Just seventeen years old, Henry IX, known as William, is a king bound by the restraints of the regency yet anxious to prove himself. With the French threatening battle and the Catholics sowing the seeds of rebellion at home, William trusts only three people: his older sister Elizabeth; his best friend and loyal counselor, Dominic; and Minuette, a young orphan raised as a royal ward by William’s mother, Anne Boleyn.
Against a tide of secrets, betrayal, and murder, William finds himself fighting for the very soul of his kingdom. Then, when he and Dominic both fall in love with Minuette, romantic obsession looms over a new generation of Tudors.
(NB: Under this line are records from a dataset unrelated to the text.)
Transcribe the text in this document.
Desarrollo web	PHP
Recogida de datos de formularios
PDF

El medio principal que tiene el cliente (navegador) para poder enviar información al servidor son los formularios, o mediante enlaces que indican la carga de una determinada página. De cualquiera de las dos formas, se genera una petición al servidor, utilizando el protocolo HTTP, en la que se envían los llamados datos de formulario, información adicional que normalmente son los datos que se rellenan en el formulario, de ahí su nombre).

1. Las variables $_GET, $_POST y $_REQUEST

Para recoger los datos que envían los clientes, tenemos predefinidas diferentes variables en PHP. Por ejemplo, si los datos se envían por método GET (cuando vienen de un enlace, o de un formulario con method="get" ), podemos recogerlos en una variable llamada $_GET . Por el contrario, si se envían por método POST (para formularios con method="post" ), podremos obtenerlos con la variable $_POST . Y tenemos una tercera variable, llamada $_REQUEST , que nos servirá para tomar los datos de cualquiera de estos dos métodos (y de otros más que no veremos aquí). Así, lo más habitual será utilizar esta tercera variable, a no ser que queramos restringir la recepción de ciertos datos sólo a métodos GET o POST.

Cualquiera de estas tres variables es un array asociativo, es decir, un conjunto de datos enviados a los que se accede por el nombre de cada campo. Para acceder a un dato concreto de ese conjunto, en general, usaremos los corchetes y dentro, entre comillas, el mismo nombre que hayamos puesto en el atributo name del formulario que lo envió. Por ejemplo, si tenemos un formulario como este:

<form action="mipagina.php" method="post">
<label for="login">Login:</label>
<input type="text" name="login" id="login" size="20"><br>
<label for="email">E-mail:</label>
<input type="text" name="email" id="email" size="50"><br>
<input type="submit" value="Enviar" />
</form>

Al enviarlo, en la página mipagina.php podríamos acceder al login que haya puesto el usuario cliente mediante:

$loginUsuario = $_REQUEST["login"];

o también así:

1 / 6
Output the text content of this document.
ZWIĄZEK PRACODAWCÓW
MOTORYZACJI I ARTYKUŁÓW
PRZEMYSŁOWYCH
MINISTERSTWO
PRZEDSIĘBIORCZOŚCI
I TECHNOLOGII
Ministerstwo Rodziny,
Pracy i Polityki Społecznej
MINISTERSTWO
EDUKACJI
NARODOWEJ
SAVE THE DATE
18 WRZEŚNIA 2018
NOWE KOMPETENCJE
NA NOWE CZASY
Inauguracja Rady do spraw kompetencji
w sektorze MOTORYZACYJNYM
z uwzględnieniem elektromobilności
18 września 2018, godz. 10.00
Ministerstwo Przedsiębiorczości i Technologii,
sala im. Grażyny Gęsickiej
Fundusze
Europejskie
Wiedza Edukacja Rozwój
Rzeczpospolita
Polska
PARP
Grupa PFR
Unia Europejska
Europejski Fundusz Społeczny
One among them will pay the price for a king’s desire, as a shocking twist of fate changes England’s fortunes forever.
Heat Rating: 1
Review Rating: 5 Stars
Review by Lizzie English
Have you ever wondered how the world might have been had Anne Boleyn not miscarried her son? It would have lead to his succeeding Henry VIII and perhaps Anne Boleyn would have kept her head. The book starts on the day that Henry IX (call him William) is born and then jumps forward seventeen years. King Henry has been dead for almost a decade and Lord Rochford is protector over the kingdom until William becomes of age at eighteen. But now that William is close to coming of age, the past comes back to haunts him when a Lady In Waiting to his mother turns up dead.
The Anne Boleyn story line takes a back-burner after the first quarter of the story as it builds up with the growing relationships between Minuette, Dominic and William. Elizabeth plays some vital roles but does not have a large part in the story until later on the in the book once war with France starts. All three having known each other since childhood they are especially close and Minuette and William even share a birthday (A fact that only those four seem to remember.) The story develops as William slowly takes on the role of King, deciding his fate and deciding with whom who he wants to rule.
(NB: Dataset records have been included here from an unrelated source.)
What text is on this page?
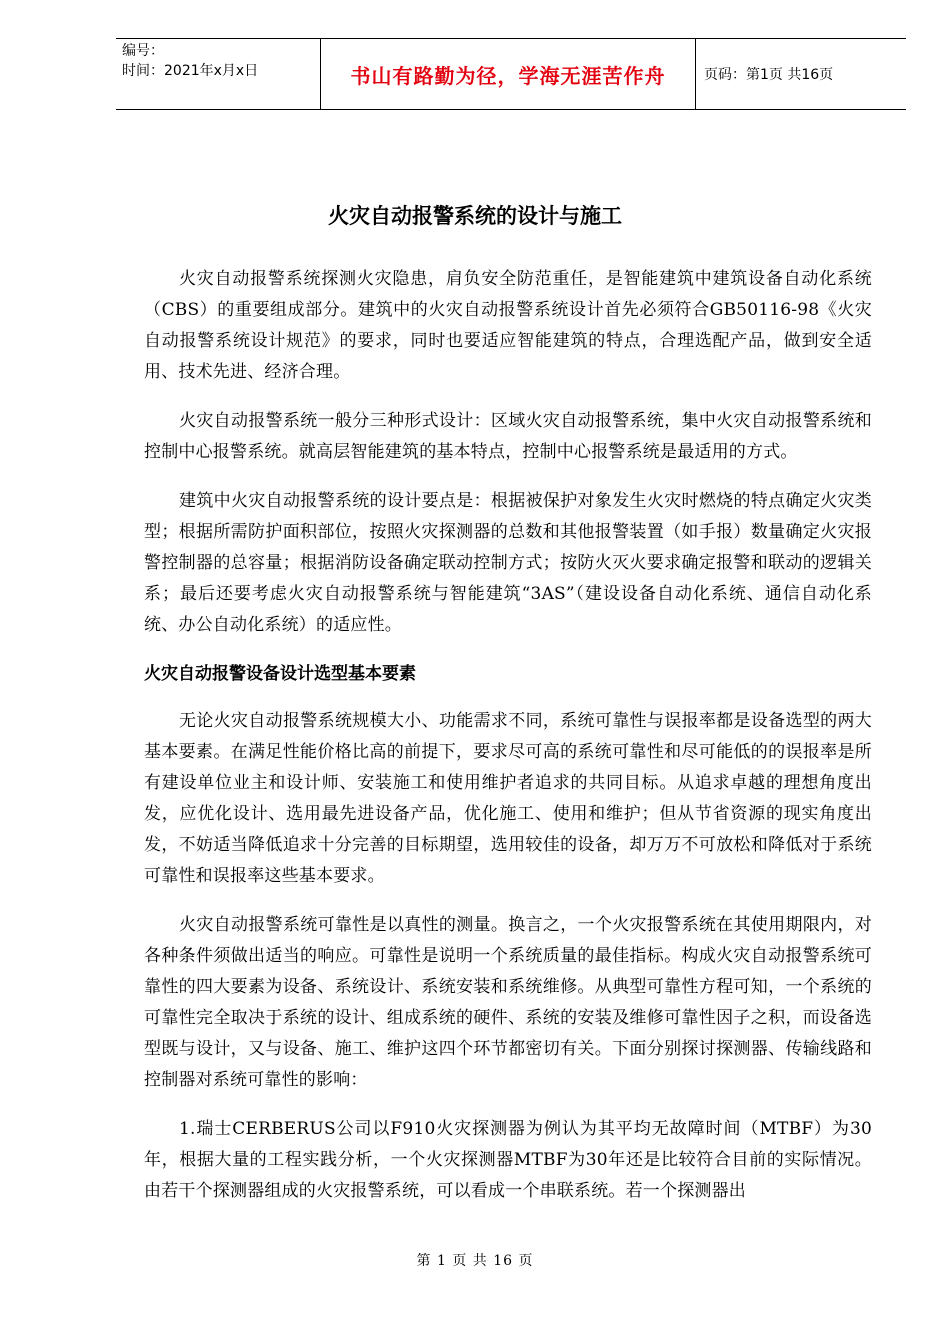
编号：
时间：2021年x月x日	书山有路勤为径，学海无涯苦作舟	页码：第1页 共16页
火灾自动报警系统的设计与施工

火灾自动报警系统探测火灾隐患，肩负安全防范重任，是智能建筑中建筑设备自动化系统（CBS）的重要组成部分。建筑中的火灾自动报警系统设计首先必须符合GB50116-98《火灾自动报警系统设计规范》的要求，同时也要适应智能建筑的特点，合理选配产品，做到安全适用、技术先进、经济合理。

火灾自动报警系统一般分三种形式设计：区域火灾自动报警系统，集中火灾自动报警系统和控制中心报警系统。就高层智能建筑的基本特点，控制中心报警系统是最适用的方式。

建筑中火灾自动报警系统的设计要点是：根据被保护对象发生火灾时燃烧的特点确定火灾类型；根据所需防护面积部位，按照火灾探测器的总数和其他报警装置（如手报）数量确定火灾报警控制器的总容量；根据消防设备确定联动控制方式；按防火灭火要求确定报警和联动的逻辑关系；最后还要考虑火灾自动报警系统与智能建筑“3AS”（建设设备自动化系统、通信自动化系统、办公自动化系统）的适应性。

火灾自动报警设备设计选型基本要素

无论火灾自动报警系统规模大小、功能需求不同，系统可靠性与误报率都是设备选型的两大基本要素。在满足性能价格比高的前提下，要求尽可高的系统可靠性和尽可能低的的误报率是所有建设单位业主和设计师、安装施工和使用维护者追求的共同目标。从追求卓越的理想角度出发，应优化设计、选用最先进设备产品，优化施工、使用和维护；但从节省资源的现实角度出发，不妨适当降低追求十分完善的目标期望，选用较佳的设备，却万万不可放松和降低对于系统可靠性和误报率这些基本要求。

火灾自动报警系统可靠性是以真性的测量。换言之，一个火灾报警系统在其使用期限内，对各种条件须做出适当的响应。可靠性是说明一个系统质量的最佳指标。构成火灾自动报警系统可靠性的四大要素为设备、系统设计、系统安装和系统维修。从典型可靠性方程可知，一个系统的可靠性完全取决于系统的设计、组成系统的硬件、系统的安装及维修可靠性因子之积，而设备选型既与设计，又与设备、施工、维护这四个环节都密切有关。下面分别探讨探测器、传输线路和控制器对系统可靠性的影响：

1.瑞士CERBERUS公司以F910火灾探测器为例认为其平均无故障时间（MTBF）为30年，根据大量的工程实践分析，一个火灾探测器MTBF为30年还是比较符合目前的实际情况。由若干个探测器组成的火灾报警系统，可以看成一个串联系统。若一个探测器出

第 1 页 共 16 页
That’s when the ‘romance’ comes in the book. It’s really scarce in this one, but it’s still there. It’s an unknown love triangle. Both William and Dominic are in love with Minuette. Unfortunately, neither man shares that with each other until the worst possible time. Minuette seems to have her heart figured out but she flip flops between the two men most of the novel. Much to Elizabeth’s chagrin. In the second book I can see the love triangle taking centre stage rather than the battles with France and Spain.
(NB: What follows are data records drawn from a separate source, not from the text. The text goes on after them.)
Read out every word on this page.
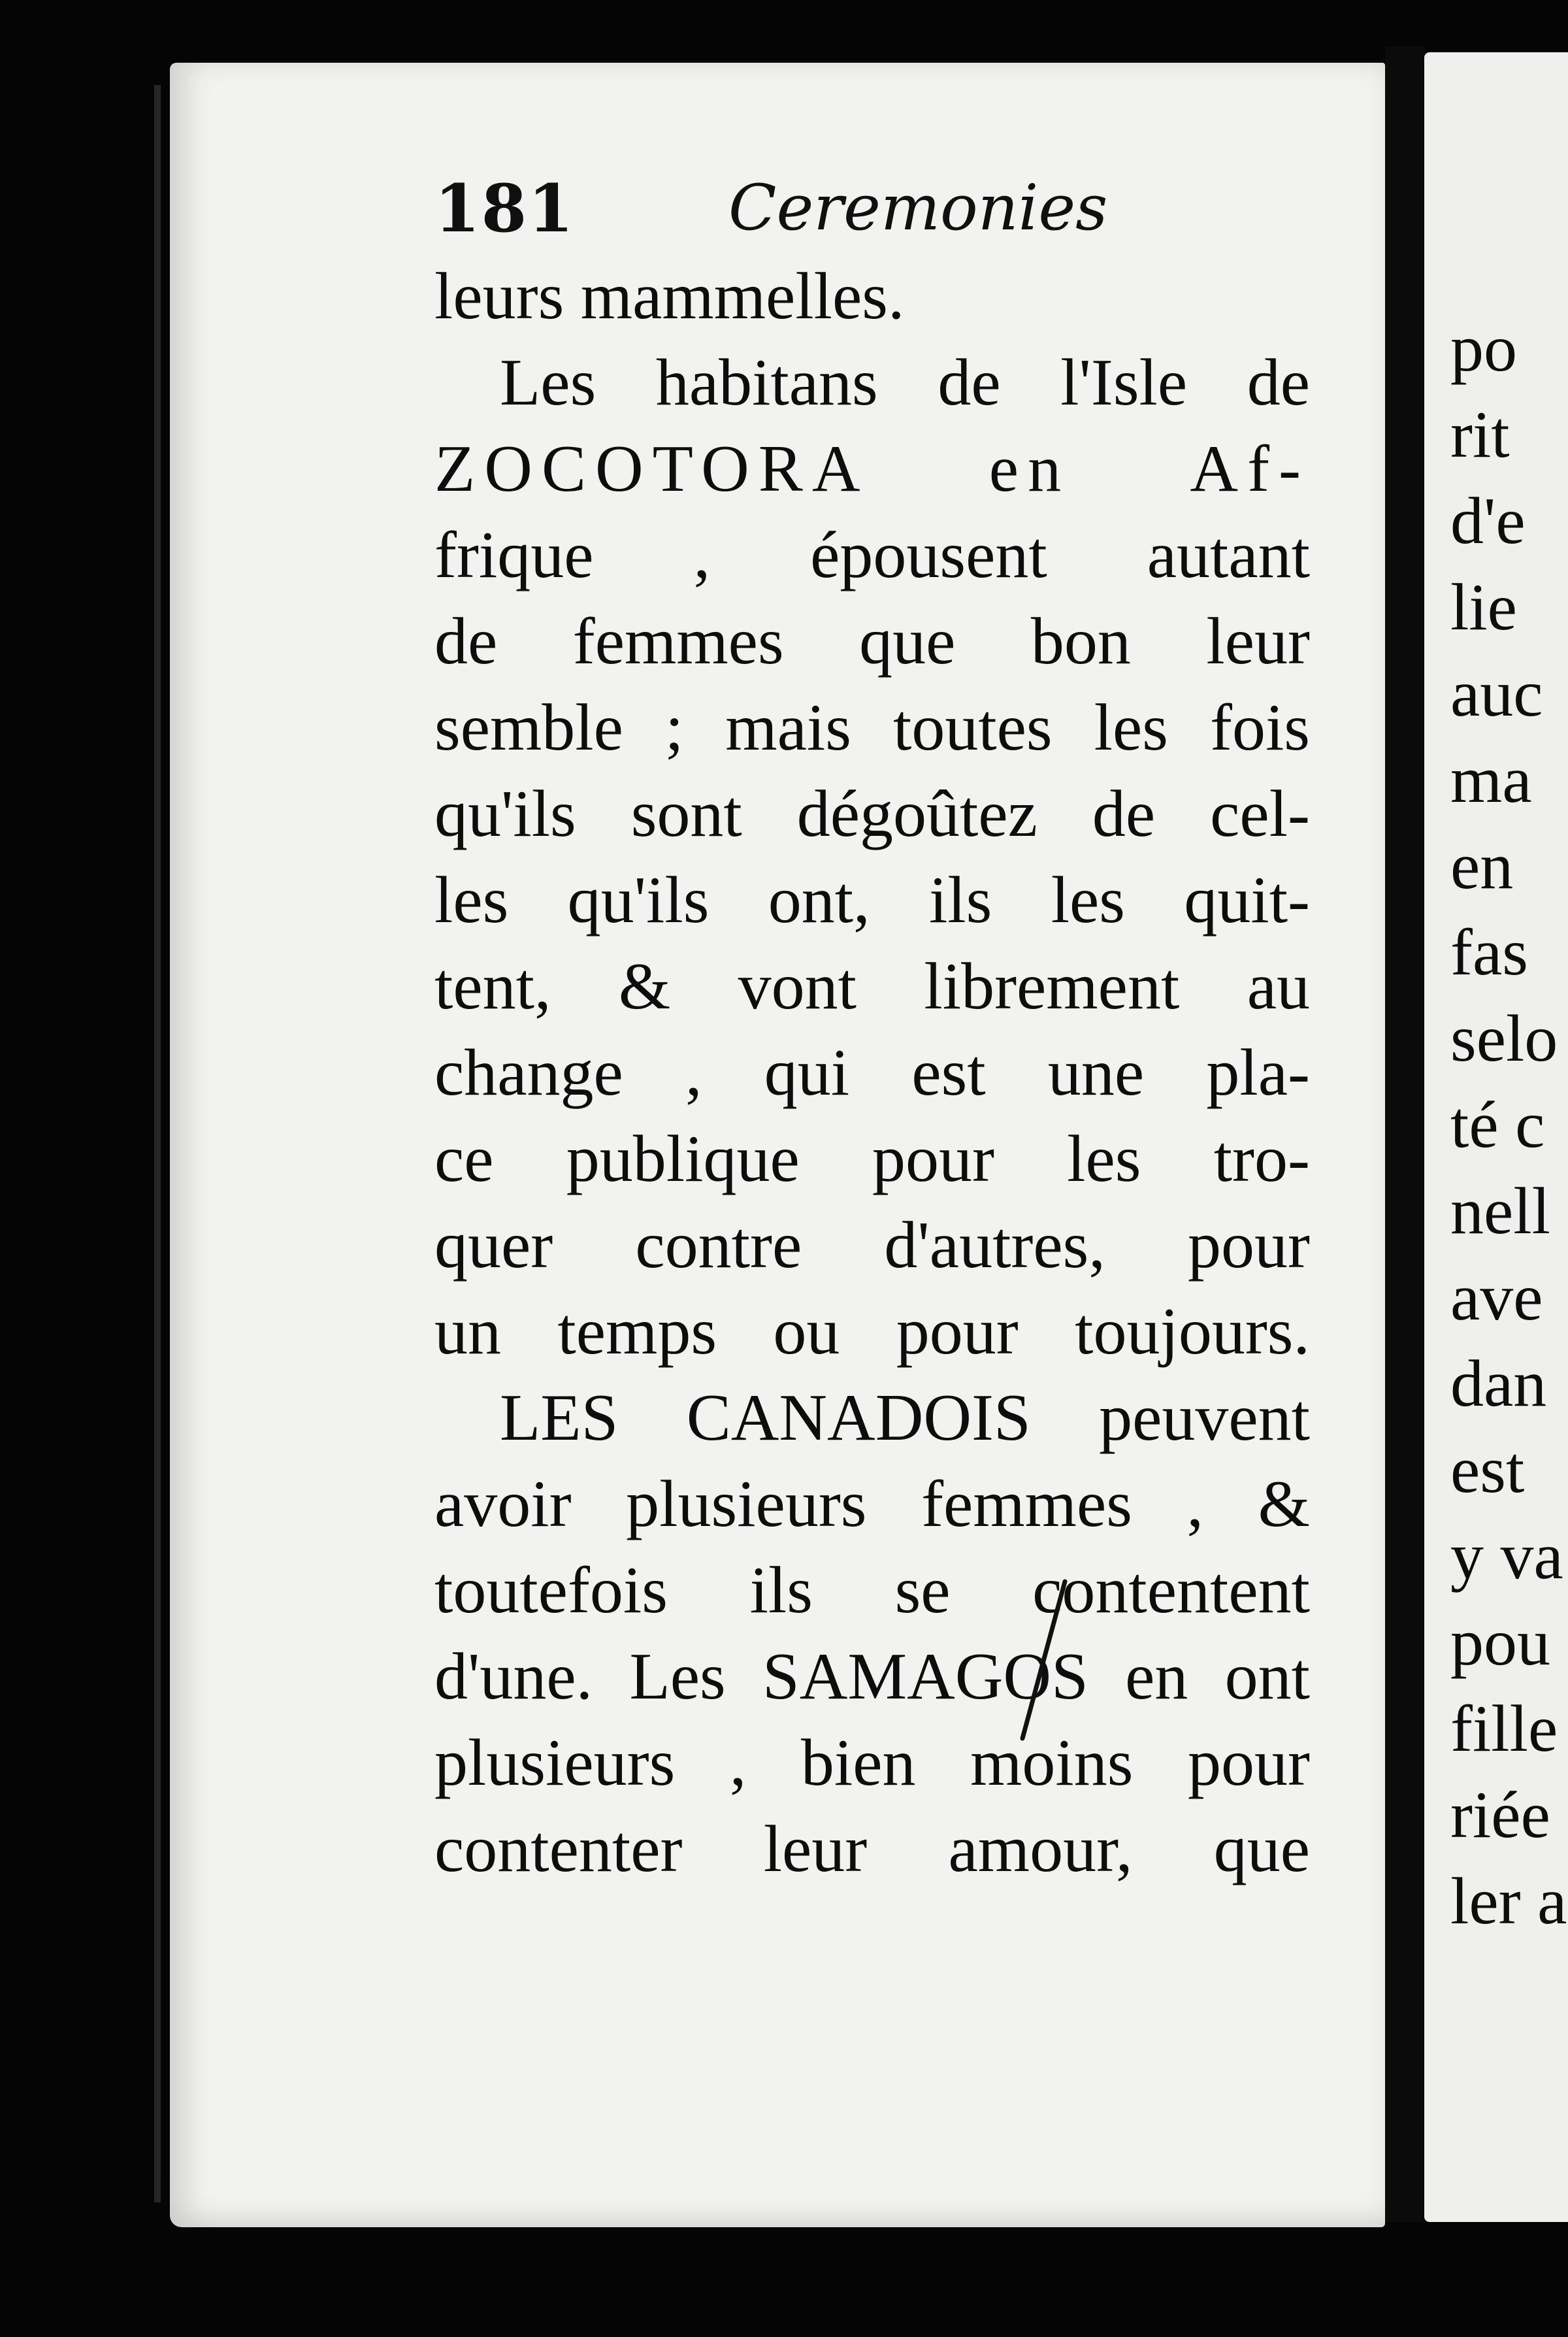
181 Ceremonies
leurs mammelles.
Les habitans de l'Isle de
ZOCOTORA en Af-
frique , épousent autant
de femmes que bon leur
semble ; mais toutes les fois
qu'ils sont dégoûtez de cel-
les qu'ils ont, ils les quit-
tent, & vont librement au
change , qui est une pla-
ce publique pour les tro-
quer contre d'autres, pour
un temps ou pour toujours.
LES CANADOIS peuvent
avoir plusieurs femmes , &
toutefois ils se contentent
d'une. Les SAMAGOS en ont
plusieurs , bien moins pour
contenter leur amour, que
po
rit
d'e
lie
auc
ma
en
fas
selo
té c
nell
ave
dan
est
y va
pou
fille
riée
ler a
Over all, the book was lovely and was nicely different to many of the Tudor Era novels that abound. Anne Boleyn is still thought to have seduced Henry with magic, but Elizabeth has a different character than you normally see because she has grown up with her mother. These little nuances are what makes the book for me, especially since Anne Boleyn has always been my favourite of Henry’s wives. It’s going to be interesting to see where this book takes us. Is William going to turn out more like his mother or father, or will his reign be more like those of his sisters? Will Elizabeth even be queen at the end of all of this? And what of Mary?